The Sheffield Doc/Fest's audience award went to Morgan Matthews' The Fallen about servicemen and women killed in action while James Marsh's acclaimed tale of a tightrope walker Man On Wire was named runner-up as the event came to a close.

Festival organisers said the event drew a record number of 1,545 film submissions and screened a record 154 films during its four-day run. All in all 1,300 delegates attended from 23 countries and there were 140 buyers and 250 speakers.

Highlights included the MeetMarket networking event that corralled industry professionals to discuss 385 projects, as well as a raft of contests.

Susannah Price beat out five other film-makers in the Channel 4 Pitch strand and will make a 24-minute film with a £50,000 ($76,499) budget for Channel 4's documentary new talent strand First Cut.

The Wallflower Press Award is a new award honouring the best student documentary in the programme and the winner was Rokhsareh Ghaemmagham of Tehran Art University for Cyanosis.

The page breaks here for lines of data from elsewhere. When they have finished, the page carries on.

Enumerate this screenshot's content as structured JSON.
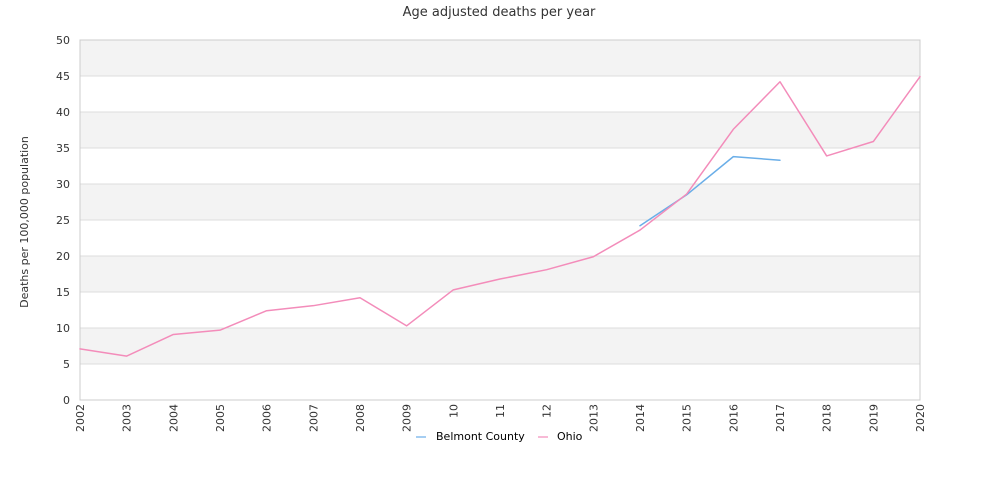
{
  "chart_data": {
    "type": "line",
    "title": "Age adjusted deaths per year",
    "xlabel": "",
    "ylabel": "Deaths per 100,000 population",
    "x": [
      "2002",
      "2003",
      "2004",
      "2005",
      "2006",
      "2007",
      "2008",
      "2009",
      "2010",
      "2011",
      "2012",
      "2013",
      "2014",
      "2015",
      "2016",
      "2017",
      "2018",
      "2019",
      "2020"
    ],
    "x_tick_labels": [
      "2002",
      "2003",
      "2004",
      "2005",
      "2006",
      "2007",
      "2008",
      "2009",
      "10",
      "11",
      "12",
      "2013",
      "2014",
      "2015",
      "2016",
      "2017",
      "2018",
      "2019",
      "2020"
    ],
    "ylim": [
      0,
      50
    ],
    "y_ticks": [
      0,
      5,
      10,
      15,
      20,
      25,
      30,
      35,
      40,
      45,
      50
    ],
    "grid": "alternating horizontal bands",
    "legend_position": "bottom",
    "series": [
      {
        "name": "Belmont County",
        "color": "#6aaee8",
        "values": [
          null,
          null,
          null,
          null,
          null,
          null,
          null,
          null,
          null,
          null,
          null,
          null,
          24.2,
          28.5,
          33.8,
          33.3,
          null,
          null,
          null
        ]
      },
      {
        "name": "Ohio",
        "color": "#f38cba",
        "values": [
          7.1,
          6.1,
          9.1,
          9.7,
          12.4,
          13.1,
          14.2,
          10.3,
          15.3,
          16.8,
          18.1,
          19.9,
          23.6,
          28.6,
          37.6,
          44.2,
          33.9,
          35.9,
          44.9
        ]
      }
    ],
    "colors": {
      "band_fill": "#f3f3f3",
      "grid_line": "#dddddd",
      "axis_line": "#cccccc"
    }
  }
}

Special mention went to 12 Notes Down directed by Andreas Koefoed from the Danish Film School.

The inaugural Wellcome Trust Broadcast Development Awards Pitch bestowed a £10,000 ($15,299) grant on Kate Vines from Renegade Pictures with Supersurgeons On A Knife's Edge and Lisa Fairbank from Lambent Productions with Brighton To Lusaka.

In The Crossover Pitch winner and recipient of a £5,000 ($7,649) development grant was Mint Digital's Andy Bell and Maverick Television's Jim Sayer for Lunchtime Loveboat.